As medidas panfletárias e cosméticas são verdadeiramente uma marca deste governo que, para manter a paz social é obrigado a apresentar medidas que constituem um autêntico roubo aos trabalhadores como medidas progressistas. O exemplo mais recente é do programa “Creche Feliz”, que deixará de fora as creches geridas pelas Câmaras Municipais. Sobram apenas as do setor privado: seja ele IPSS ou não.

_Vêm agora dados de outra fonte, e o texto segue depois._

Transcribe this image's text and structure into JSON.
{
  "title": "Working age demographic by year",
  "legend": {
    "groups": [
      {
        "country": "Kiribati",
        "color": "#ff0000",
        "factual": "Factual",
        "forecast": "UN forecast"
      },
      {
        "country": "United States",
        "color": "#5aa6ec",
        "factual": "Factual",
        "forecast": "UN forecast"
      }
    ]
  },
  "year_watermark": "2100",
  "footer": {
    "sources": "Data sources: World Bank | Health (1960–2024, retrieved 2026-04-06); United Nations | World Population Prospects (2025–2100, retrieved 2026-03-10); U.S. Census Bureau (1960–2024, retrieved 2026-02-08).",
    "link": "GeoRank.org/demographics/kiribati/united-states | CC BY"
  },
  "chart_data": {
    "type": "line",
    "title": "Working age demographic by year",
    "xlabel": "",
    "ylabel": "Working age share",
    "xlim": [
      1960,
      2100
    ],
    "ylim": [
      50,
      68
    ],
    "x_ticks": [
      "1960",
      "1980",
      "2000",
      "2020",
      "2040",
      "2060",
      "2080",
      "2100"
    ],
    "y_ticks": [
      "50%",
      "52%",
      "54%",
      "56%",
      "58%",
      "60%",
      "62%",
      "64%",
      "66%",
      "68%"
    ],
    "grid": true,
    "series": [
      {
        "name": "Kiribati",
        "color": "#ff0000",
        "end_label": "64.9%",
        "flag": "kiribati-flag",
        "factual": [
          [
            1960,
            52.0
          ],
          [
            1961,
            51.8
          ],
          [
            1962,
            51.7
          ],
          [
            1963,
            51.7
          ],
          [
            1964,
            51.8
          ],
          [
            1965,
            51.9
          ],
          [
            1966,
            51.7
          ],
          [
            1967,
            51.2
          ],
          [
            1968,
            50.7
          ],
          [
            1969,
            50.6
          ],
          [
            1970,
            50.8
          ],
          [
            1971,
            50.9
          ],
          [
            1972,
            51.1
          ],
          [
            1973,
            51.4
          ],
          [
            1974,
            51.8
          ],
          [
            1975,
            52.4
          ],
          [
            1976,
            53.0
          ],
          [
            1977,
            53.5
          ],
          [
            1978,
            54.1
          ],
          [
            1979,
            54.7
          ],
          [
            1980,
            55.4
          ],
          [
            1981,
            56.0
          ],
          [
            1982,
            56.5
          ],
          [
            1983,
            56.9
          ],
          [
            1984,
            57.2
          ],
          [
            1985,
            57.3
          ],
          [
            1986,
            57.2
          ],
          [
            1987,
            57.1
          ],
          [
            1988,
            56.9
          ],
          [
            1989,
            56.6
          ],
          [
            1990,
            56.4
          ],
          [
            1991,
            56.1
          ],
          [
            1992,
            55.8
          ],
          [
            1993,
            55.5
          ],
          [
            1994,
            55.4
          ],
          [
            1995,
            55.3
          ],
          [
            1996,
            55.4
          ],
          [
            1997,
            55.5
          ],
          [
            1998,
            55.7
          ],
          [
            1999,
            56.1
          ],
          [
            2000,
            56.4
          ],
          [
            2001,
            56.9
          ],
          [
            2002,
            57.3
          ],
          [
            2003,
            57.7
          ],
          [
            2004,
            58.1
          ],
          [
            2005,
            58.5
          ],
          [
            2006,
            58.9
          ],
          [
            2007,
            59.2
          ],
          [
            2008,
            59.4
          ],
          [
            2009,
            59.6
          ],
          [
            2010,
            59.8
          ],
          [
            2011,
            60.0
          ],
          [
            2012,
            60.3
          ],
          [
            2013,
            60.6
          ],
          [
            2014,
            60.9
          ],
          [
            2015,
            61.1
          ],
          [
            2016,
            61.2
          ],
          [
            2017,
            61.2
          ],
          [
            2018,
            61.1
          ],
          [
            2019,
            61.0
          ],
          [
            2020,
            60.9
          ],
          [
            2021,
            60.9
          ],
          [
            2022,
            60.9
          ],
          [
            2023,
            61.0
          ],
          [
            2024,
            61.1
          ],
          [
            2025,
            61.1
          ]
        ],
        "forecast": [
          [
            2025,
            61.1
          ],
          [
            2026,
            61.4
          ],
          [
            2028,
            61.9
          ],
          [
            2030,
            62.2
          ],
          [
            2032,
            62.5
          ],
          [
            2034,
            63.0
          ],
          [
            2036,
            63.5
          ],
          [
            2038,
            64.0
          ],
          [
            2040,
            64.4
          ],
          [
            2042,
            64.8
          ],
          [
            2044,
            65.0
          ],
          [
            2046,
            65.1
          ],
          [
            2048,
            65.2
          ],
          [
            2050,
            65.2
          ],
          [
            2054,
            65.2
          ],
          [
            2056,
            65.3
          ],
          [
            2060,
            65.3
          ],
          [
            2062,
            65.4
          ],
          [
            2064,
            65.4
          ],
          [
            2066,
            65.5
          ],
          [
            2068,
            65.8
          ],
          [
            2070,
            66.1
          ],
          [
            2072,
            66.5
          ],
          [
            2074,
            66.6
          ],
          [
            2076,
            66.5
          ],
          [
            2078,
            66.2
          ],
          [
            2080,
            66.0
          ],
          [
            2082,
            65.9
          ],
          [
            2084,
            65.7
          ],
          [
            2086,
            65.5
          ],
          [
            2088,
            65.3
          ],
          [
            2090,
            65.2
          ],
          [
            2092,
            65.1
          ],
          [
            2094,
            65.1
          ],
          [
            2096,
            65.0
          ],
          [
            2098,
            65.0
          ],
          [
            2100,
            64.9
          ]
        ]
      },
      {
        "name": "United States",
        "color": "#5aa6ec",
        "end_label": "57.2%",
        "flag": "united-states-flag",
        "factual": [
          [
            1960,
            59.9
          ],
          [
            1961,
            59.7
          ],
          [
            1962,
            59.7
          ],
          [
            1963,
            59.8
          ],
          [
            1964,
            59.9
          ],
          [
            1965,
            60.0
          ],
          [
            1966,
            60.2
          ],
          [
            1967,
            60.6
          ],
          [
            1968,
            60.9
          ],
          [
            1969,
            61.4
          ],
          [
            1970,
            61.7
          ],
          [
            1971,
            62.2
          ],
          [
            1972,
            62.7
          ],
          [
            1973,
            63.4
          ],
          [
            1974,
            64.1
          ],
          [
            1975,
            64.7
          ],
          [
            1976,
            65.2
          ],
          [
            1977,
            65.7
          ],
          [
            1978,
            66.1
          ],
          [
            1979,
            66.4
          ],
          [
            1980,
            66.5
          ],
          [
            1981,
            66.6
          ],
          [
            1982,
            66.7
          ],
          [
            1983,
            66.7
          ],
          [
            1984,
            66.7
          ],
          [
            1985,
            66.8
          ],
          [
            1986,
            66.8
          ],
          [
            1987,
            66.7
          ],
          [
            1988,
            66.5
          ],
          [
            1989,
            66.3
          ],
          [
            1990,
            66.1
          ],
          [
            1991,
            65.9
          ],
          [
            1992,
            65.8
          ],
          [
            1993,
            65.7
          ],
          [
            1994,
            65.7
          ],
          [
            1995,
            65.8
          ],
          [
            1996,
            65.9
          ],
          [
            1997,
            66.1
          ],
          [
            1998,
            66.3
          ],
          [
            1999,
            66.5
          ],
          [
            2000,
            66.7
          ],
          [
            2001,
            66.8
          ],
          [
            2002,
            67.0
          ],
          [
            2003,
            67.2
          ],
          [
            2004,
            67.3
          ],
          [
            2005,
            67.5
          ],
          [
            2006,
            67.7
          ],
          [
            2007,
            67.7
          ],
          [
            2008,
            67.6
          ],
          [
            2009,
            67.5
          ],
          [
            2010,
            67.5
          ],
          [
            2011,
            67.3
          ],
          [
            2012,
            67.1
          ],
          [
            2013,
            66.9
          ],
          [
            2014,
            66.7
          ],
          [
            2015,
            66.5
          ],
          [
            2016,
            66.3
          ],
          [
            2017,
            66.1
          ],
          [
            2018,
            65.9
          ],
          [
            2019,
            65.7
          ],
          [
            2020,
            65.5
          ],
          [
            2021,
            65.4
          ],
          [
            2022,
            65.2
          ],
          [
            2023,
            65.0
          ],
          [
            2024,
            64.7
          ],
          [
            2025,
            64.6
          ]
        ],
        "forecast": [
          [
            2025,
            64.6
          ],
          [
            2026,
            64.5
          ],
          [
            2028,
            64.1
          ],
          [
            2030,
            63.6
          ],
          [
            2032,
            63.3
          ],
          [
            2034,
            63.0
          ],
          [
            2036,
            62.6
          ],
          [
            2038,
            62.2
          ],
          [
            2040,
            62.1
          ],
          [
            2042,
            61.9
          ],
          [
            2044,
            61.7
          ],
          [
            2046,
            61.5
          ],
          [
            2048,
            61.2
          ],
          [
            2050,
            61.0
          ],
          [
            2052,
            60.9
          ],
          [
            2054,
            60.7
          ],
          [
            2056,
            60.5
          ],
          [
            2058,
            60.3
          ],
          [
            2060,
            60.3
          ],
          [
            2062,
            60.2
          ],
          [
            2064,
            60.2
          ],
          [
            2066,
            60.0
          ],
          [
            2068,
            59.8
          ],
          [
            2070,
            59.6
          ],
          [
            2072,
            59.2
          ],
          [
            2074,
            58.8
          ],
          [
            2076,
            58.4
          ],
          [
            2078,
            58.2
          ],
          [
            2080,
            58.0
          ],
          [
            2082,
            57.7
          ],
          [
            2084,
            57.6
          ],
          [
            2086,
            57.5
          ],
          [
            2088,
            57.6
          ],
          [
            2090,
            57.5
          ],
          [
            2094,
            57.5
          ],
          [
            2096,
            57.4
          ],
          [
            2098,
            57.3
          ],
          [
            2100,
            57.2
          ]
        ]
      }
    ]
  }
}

Ao nível da habitação, as medidas apresentadas são novamente um “piscar de olhos” à burguesia e às classes médias rentistas. As rendas apoiadas são um subsídio aos senhorios parasitas, pagos pelos impostos dos trabalhadores. Os juros bonificados podem representar um alívio para algumas famílias, mas em nada beliscam os lucros milionários da banca. Também a política de IVA zero nada mais é do que outro subsídio às grandes cadeias de supermercados.
No próximo Orçamento do Estado, tudo indica que estas políticas continuarão e associadas às “contas certas” do défice e da dívida pública, isto é, à continuação do desinvestimento público e subsidiação dos privados, em particular na Saúde.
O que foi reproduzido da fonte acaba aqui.